Thoughts: At the Dark End of the Street provided great discussion material for the Diversity Book Club last night. We all learned something, whether we were old enough to have read about the Civil Rights Movement in the daily newspapers or young enough to have learned about it in history class.
Appeal: This is a serious academic book of forgotten history. All the names of the women who probably should have appeared in other books are written here. This makes the reading a little slow to start–it takes a while to figure out who are the major characters. I was about 70 pages in before I felt fully invested in the story.
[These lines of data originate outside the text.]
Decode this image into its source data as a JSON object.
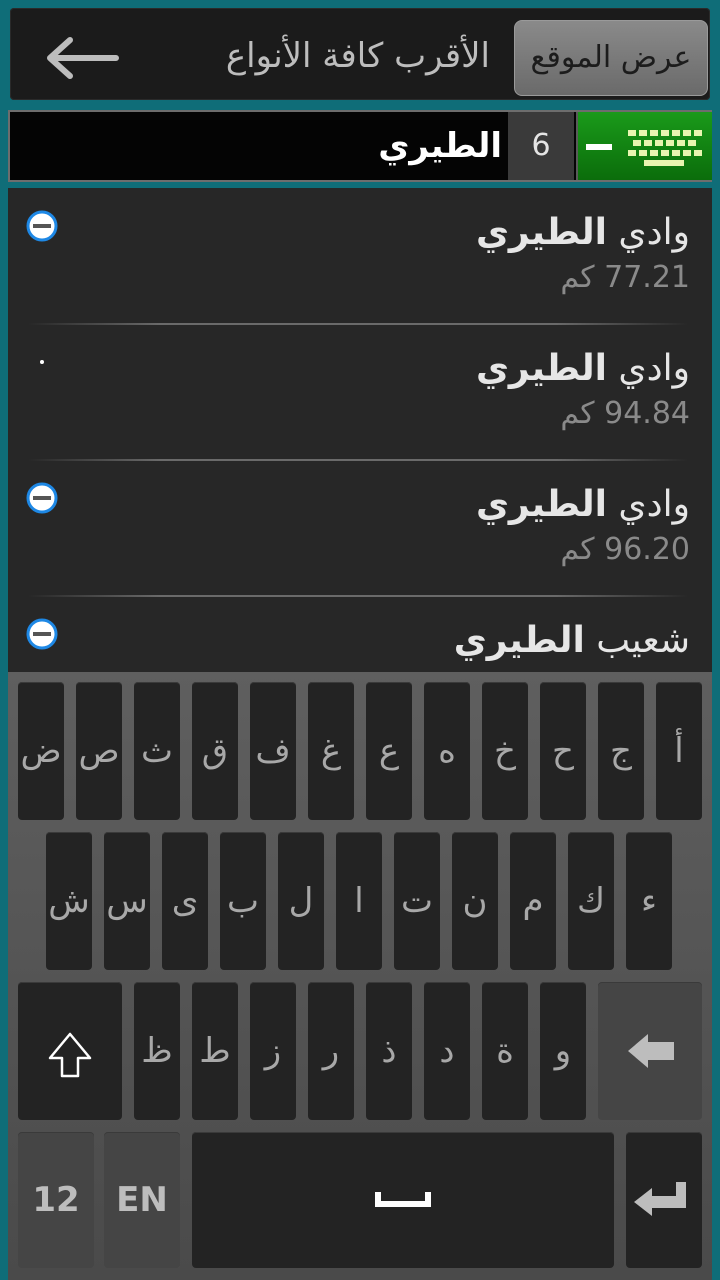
{
  "header": {
    "title": "الأقرب كافة الأنواع",
    "show_location_label": "عرض الموقع"
  },
  "search": {
    "query": "الطيري",
    "result_count": "6"
  },
  "results": [
    {
      "name_prefix": "وادي ",
      "name_match": "الطيري",
      "distance": "77.21 كم"
    },
    {
      "name_prefix": "وادي ",
      "name_match": "الطيري",
      "distance": "94.84 كم"
    },
    {
      "name_prefix": "وادي ",
      "name_match": "الطيري",
      "distance": "96.20 كم"
    },
    {
      "name_prefix": "شعيب ",
      "name_match": "الطيري",
      "distance": ""
    }
  ],
  "keyboard": {
    "row1": [
      "ض",
      "ص",
      "ث",
      "ق",
      "ف",
      "غ",
      "ع",
      "ه",
      "خ",
      "ح",
      "ج",
      "أ"
    ],
    "row2": [
      "ش",
      "س",
      "ى",
      "ب",
      "ل",
      "ا",
      "ت",
      "ن",
      "م",
      "ك",
      "ء"
    ],
    "row3": [
      "ظ",
      "ط",
      "ز",
      "ر",
      "ذ",
      "د",
      "ة",
      "و"
    ],
    "numbers_label": "12",
    "lang_label": "EN",
    "space_label": "ـــ"
  },
  "colors": {
    "accent_green": "#0b8a0b",
    "direction_icon_blue": "#1e88e5"
  }
}
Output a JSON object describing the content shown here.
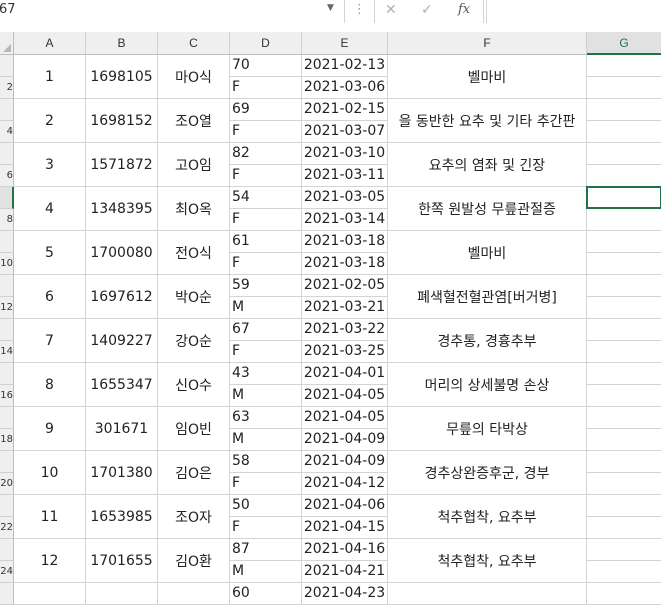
{
  "formula_bar": {
    "name_box": "67",
    "cancel_icon": "✕",
    "enter_icon": "✓",
    "fx_label": "fx",
    "content": ""
  },
  "columns": [
    "A",
    "B",
    "C",
    "D",
    "E",
    "F",
    "G"
  ],
  "row_numbers": [
    "",
    "2",
    "",
    "4",
    "",
    "6",
    "",
    "8",
    "",
    "10",
    "",
    "12",
    "",
    "14",
    "",
    "16",
    "",
    "18",
    "",
    "20",
    "",
    "22",
    "",
    "24",
    "",
    "26"
  ],
  "records": [
    {
      "a": "1",
      "b": "1698105",
      "c": "마O식",
      "d1": "70",
      "d2": "F",
      "e1": "2021-02-13",
      "e2": "2021-03-06",
      "f": "벨마비"
    },
    {
      "a": "2",
      "b": "1698152",
      "c": "조O열",
      "d1": "69",
      "d2": "F",
      "e1": "2021-02-15",
      "e2": "2021-03-07",
      "f": "을 동반한 요추 및 기타 추간판"
    },
    {
      "a": "3",
      "b": "1571872",
      "c": "고O임",
      "d1": "82",
      "d2": "F",
      "e1": "2021-03-10",
      "e2": "2021-03-11",
      "f": "요추의 염좌 및 긴장"
    },
    {
      "a": "4",
      "b": "1348395",
      "c": "최O옥",
      "d1": "54",
      "d2": "F",
      "e1": "2021-03-05",
      "e2": "2021-03-14",
      "f": "한쪽 원발성 무릎관절증"
    },
    {
      "a": "5",
      "b": "1700080",
      "c": "전O식",
      "d1": "61",
      "d2": "F",
      "e1": "2021-03-18",
      "e2": "2021-03-18",
      "f": "벨마비"
    },
    {
      "a": "6",
      "b": "1697612",
      "c": "박O순",
      "d1": "59",
      "d2": "M",
      "e1": "2021-02-05",
      "e2": "2021-03-21",
      "f": "폐색혈전혈관염[버거병]"
    },
    {
      "a": "7",
      "b": "1409227",
      "c": "강O순",
      "d1": "67",
      "d2": "F",
      "e1": "2021-03-22",
      "e2": "2021-03-25",
      "f": "경추통, 경흉추부"
    },
    {
      "a": "8",
      "b": "1655347",
      "c": "신O수",
      "d1": "43",
      "d2": "M",
      "e1": "2021-04-01",
      "e2": "2021-04-05",
      "f": "머리의 상세불명 손상"
    },
    {
      "a": "9",
      "b": "301671",
      "c": "임O빈",
      "d1": "63",
      "d2": "M",
      "e1": "2021-04-05",
      "e2": "2021-04-09",
      "f": "무릎의 타박상"
    },
    {
      "a": "10",
      "b": "1701380",
      "c": "김O은",
      "d1": "58",
      "d2": "F",
      "e1": "2021-04-09",
      "e2": "2021-04-12",
      "f": "경추상완증후군, 경부"
    },
    {
      "a": "11",
      "b": "1653985",
      "c": "조O자",
      "d1": "50",
      "d2": "F",
      "e1": "2021-04-06",
      "e2": "2021-04-15",
      "f": "척추협착, 요추부"
    },
    {
      "a": "12",
      "b": "1701655",
      "c": "김O환",
      "d1": "87",
      "d2": "M",
      "e1": "2021-04-16",
      "e2": "2021-04-21",
      "f": "척추협착, 요추부"
    }
  ],
  "partial_row": {
    "d1": "60",
    "e1": "2021-04-23"
  },
  "colors": {
    "accent": "#217346",
    "grid": "#d4d4d4",
    "header_bg": "#efefef"
  }
}
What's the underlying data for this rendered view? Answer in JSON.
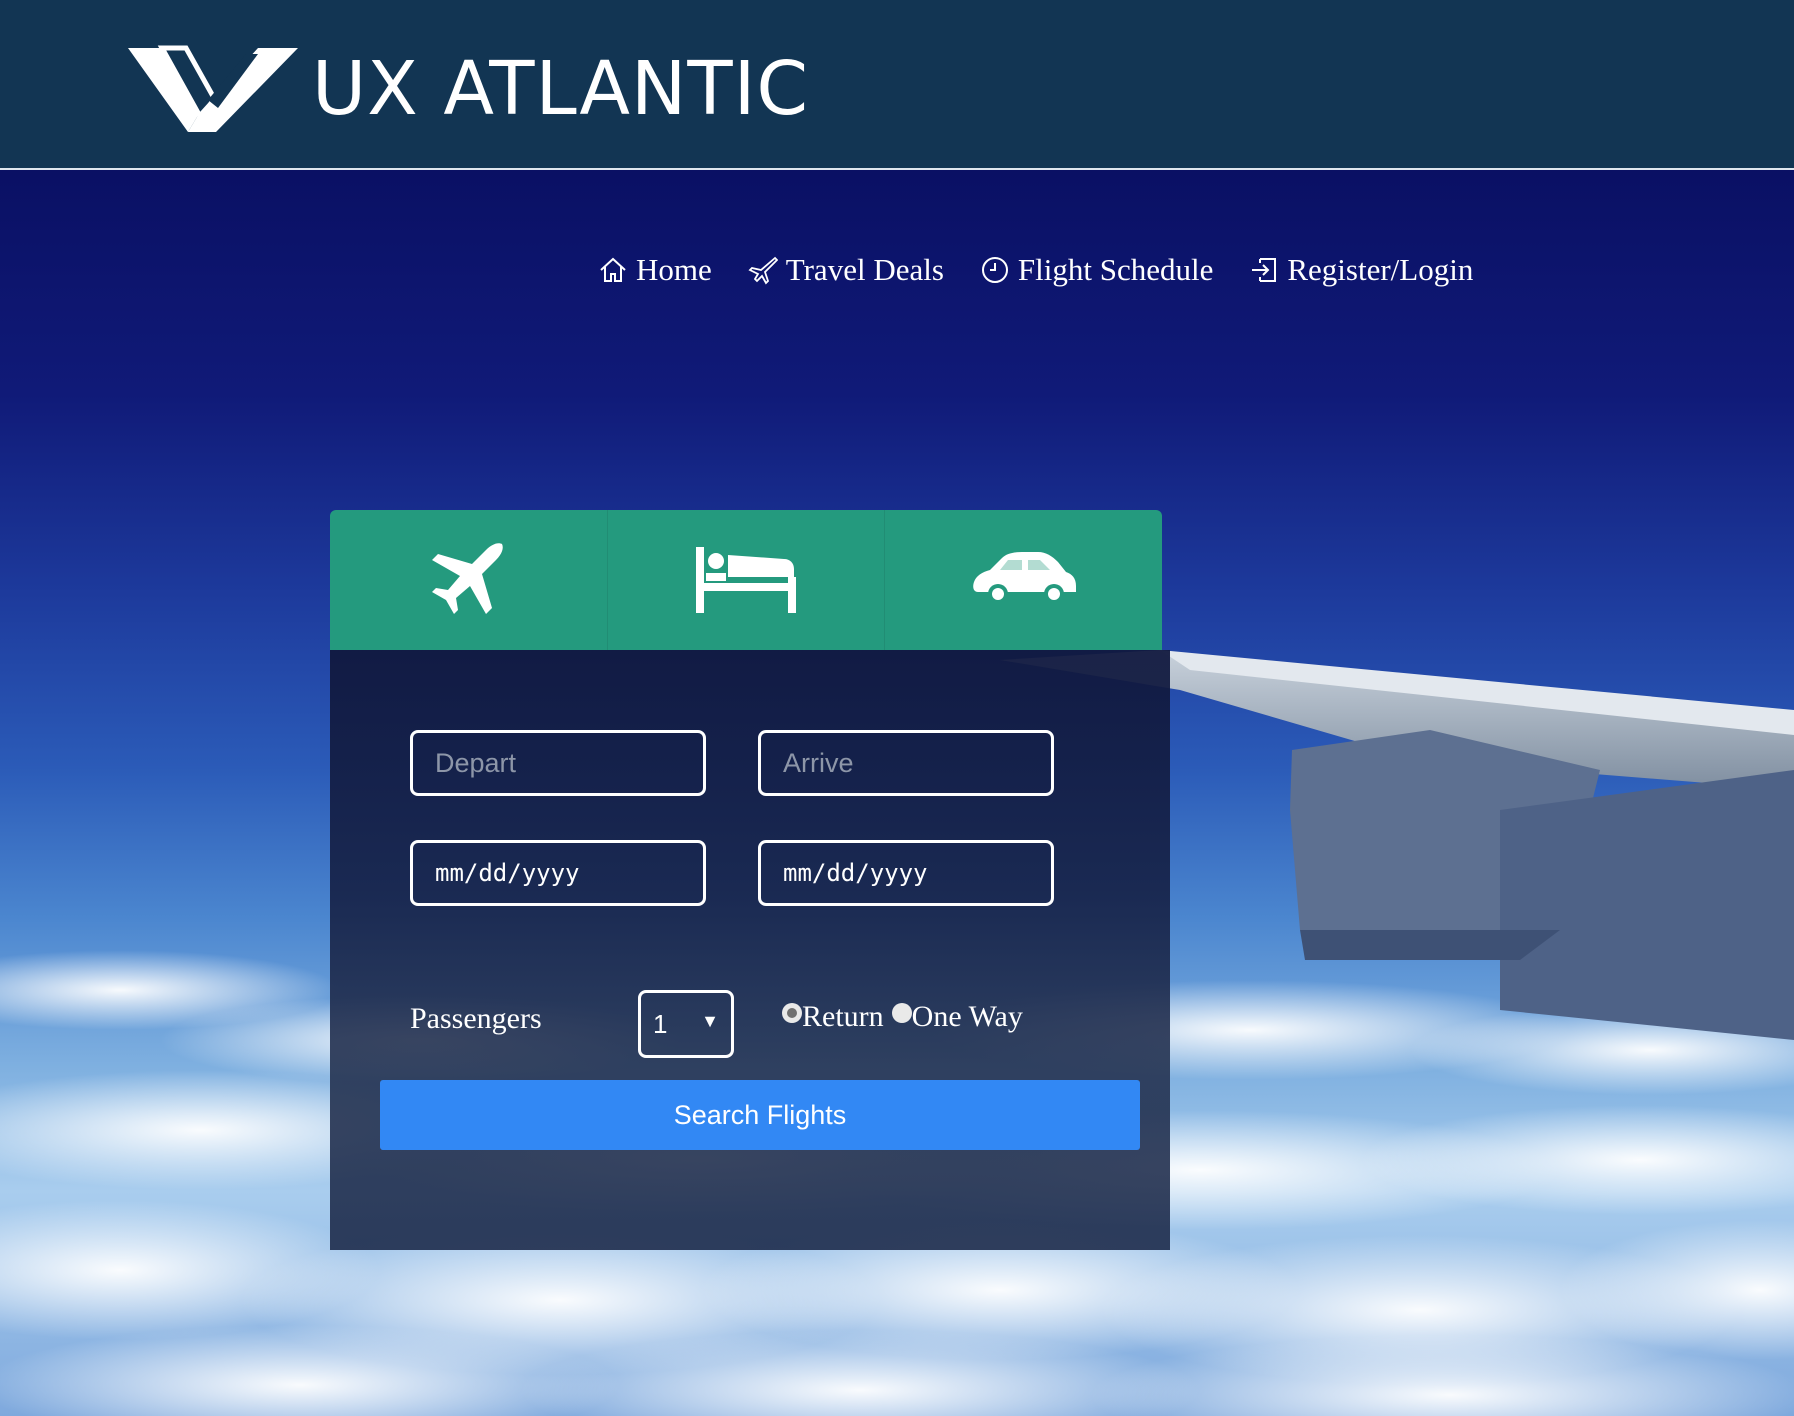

It’s probably obvious from the word “rape” in the subtitle, but there are many disturbing scenes in At the Dark End of the Street, a startling number. This is a difficult but important book, adding to our understanding of everything from the cause of the great migration (described in another book we read, The Warmth of Other Suns by Isabel Wilkerson) to the anger surrounding the Trayvon Martin case.
Reviews: Nicole at Linus’s Blanket discussed At the Dark End of the Streetby Danielle McGuire in a great 2010 post arguing for honesty in the teaching of history, complete with the feistier version of Rosa Parks we meet in this book: December 1st – Rosa Parks Day.
Have you read this book? What did you think?